# Ayuda con display LCD



## Marian0 (Oct 4, 2005)

Que tal??

Consegui 2 display LCD de 2x20, los cuales los quiero conectar al computador para mostrar datos variados: temperaturas, velocidad de fans, musica en reproduccion, entre muchas otras.
Estos son los datos de los chips:

CHIP 1:
5K3

*HD44780* A00
JAPAN

CHIP 2:
JAPAN
SED1181FLA

Encontre siempre el mismo esquema de circuito para este tipo de chip. http://www.hardcore-modding.com/imag...maxlcd/lcd.gif
No logro hacerlo andar con 5v. Solo con 8v se ve la linea de la pantalla.
A pesar de esto tengo estos problemas:
Uno de los lcd da bien la linea de prueba
http://img159.imageshack.us/my.php?image=oct03095xj.jpghttp://img215.imageshack.us/my.php?image=lcd8wa.jpghttp://img159.imageshack.us/my.php?image=oct03171df.jpg
pero al conectarlo al puerto paralelo, anda solo los primeros 8 columnas del lcd
http://img318.imageshack.us/my.php?image=oct03265bc.jpg
Como puedo solucionar este problema? aparentemente, estan bien soldados los cables. Que me recomiendan hacer para saber si esta quemado, es una falla en los cables/circuitos, etc   

El otro lcd, tira mal la linea de prueba, es decir, le falta un segmento.
Aca la foto
http://img159.imageshack.us/my.php?image=oct03039pw.jpg
No lo conecte todavia al paralelo porque no tube tiempo de soldar los cables restantes.

Alguien que me ayude porfavor!!!

Desde ya muchas gracias


Marian0


----------



## Guest (Oct 6, 2005)

Creo que no te funcionan porque seguro que dañaste la lógica del display al aplicarle ese sobrevoltaje de 8 voltios.
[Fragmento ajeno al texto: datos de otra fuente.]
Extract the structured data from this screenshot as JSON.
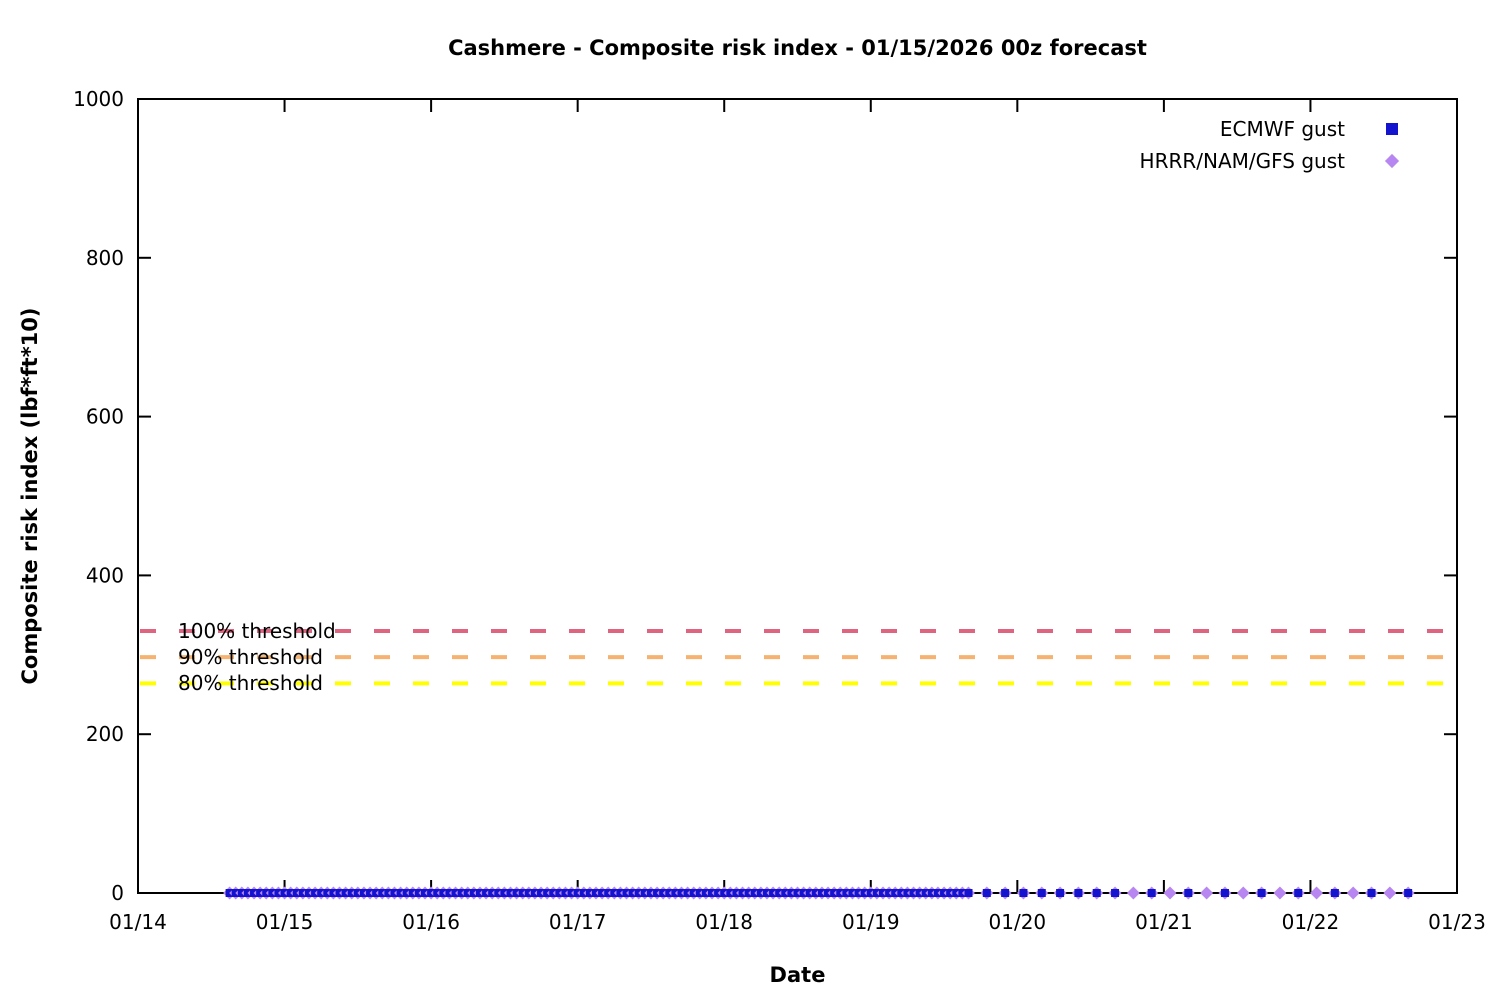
{
  "chart_data": {
    "type": "scatter",
    "title": "Cashmere - Composite risk index - 01/15/2026 00z forecast",
    "xlabel": "Date",
    "ylabel": "Composite risk index (lbf*ft*10)",
    "x_axis": {
      "tick_labels": [
        "01/14",
        "01/15",
        "01/16",
        "01/17",
        "01/18",
        "01/19",
        "01/20",
        "01/21",
        "01/22",
        "01/23"
      ],
      "span_days": 9
    },
    "y_axis": {
      "ticks": [
        0,
        200,
        400,
        600,
        800,
        1000
      ],
      "range": [
        0,
        1000
      ]
    },
    "grid": false,
    "legend_position": "top-right",
    "axis_color": "#000000",
    "background_color": "#ffffff",
    "thresholds": [
      {
        "label": "100% threshold",
        "value": 330,
        "color": "#df6480"
      },
      {
        "label": "90% threshold",
        "value": 297,
        "color": "#f5b271"
      },
      {
        "label": "80% threshold",
        "value": 264,
        "color": "#ffff00"
      }
    ],
    "series": [
      {
        "name": "ECMWF gust",
        "marker": "filled-square",
        "color": "#1414cf",
        "y_value": 0,
        "segments": [
          {
            "start_day": 0.625,
            "end_day": 5.6667,
            "interval_hours": 1
          },
          {
            "start_day": 5.7917,
            "end_day": 6.6667,
            "interval_hours": 3
          },
          {
            "start_day": 6.9167,
            "end_day": 8.6667,
            "interval_hours": 6
          }
        ]
      },
      {
        "name": "HRRR/NAM/GFS gust",
        "marker": "filled-diamond",
        "color": "#b886f0",
        "y_value": 0,
        "segments": [
          {
            "start_day": 0.625,
            "end_day": 5.6667,
            "interval_hours": 1
          },
          {
            "start_day": 5.7917,
            "end_day": 8.6667,
            "interval_hours": 3
          }
        ]
      }
    ]
  }
}
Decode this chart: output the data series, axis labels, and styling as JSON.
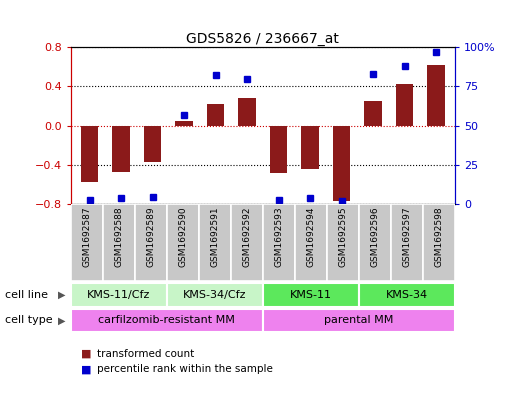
{
  "title": "GDS5826 / 236667_at",
  "samples": [
    "GSM1692587",
    "GSM1692588",
    "GSM1692589",
    "GSM1692590",
    "GSM1692591",
    "GSM1692592",
    "GSM1692593",
    "GSM1692594",
    "GSM1692595",
    "GSM1692596",
    "GSM1692597",
    "GSM1692598"
  ],
  "transformed_count": [
    -0.57,
    -0.47,
    -0.37,
    0.05,
    0.22,
    0.28,
    -0.48,
    -0.44,
    -0.77,
    0.25,
    0.43,
    0.62
  ],
  "percentile_rank": [
    3,
    4,
    5,
    57,
    82,
    80,
    3,
    4,
    2,
    83,
    88,
    97
  ],
  "bar_color": "#8B1A1A",
  "dot_color": "#0000CD",
  "left_ylim": [
    -0.8,
    0.8
  ],
  "right_ylim": [
    0,
    100
  ],
  "left_yticks": [
    -0.8,
    -0.4,
    0.0,
    0.4,
    0.8
  ],
  "right_yticks": [
    0,
    25,
    50,
    75,
    100
  ],
  "right_yticklabels": [
    "0",
    "25",
    "50",
    "75",
    "100%"
  ],
  "cell_line_groups": [
    {
      "label": "KMS-11/Cfz",
      "start": 0,
      "end": 3,
      "color": "#c8f5c8"
    },
    {
      "label": "KMS-34/Cfz",
      "start": 3,
      "end": 6,
      "color": "#c8f5c8"
    },
    {
      "label": "KMS-11",
      "start": 6,
      "end": 9,
      "color": "#5ce85c"
    },
    {
      "label": "KMS-34",
      "start": 9,
      "end": 12,
      "color": "#5ce85c"
    }
  ],
  "cell_type_groups": [
    {
      "label": "carfilzomib-resistant MM",
      "start": 0,
      "end": 6,
      "color": "#EE82EE"
    },
    {
      "label": "parental MM",
      "start": 6,
      "end": 12,
      "color": "#EE82EE"
    }
  ],
  "cell_line_label": "cell line",
  "cell_type_label": "cell type",
  "legend_items": [
    {
      "label": "transformed count",
      "color": "#8B1A1A"
    },
    {
      "label": "percentile rank within the sample",
      "color": "#0000CD"
    }
  ],
  "tick_label_color_left": "#CC0000",
  "tick_label_color_right": "#0000CC",
  "grid_color": "#000000",
  "background_color": "#ffffff",
  "plot_bg_color": "#ffffff",
  "sample_bg_color": "#C8C8C8"
}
Según las hojas de datos que tengo (modelos Hantronix), el voltaje máximo de trabajo es de 5.5 voltios.

Después de que sigas fielmente el diagrama de instalación de estos dispositivos, no hay forma de que fallen, a menos de que defectuosos.

En programa que utilices para gestionar el display, debes escoger el numero de segmentos a utilizar: 2x20, 4x20, 4x40 etc. para así poder visualizar correctamente los datos.


----------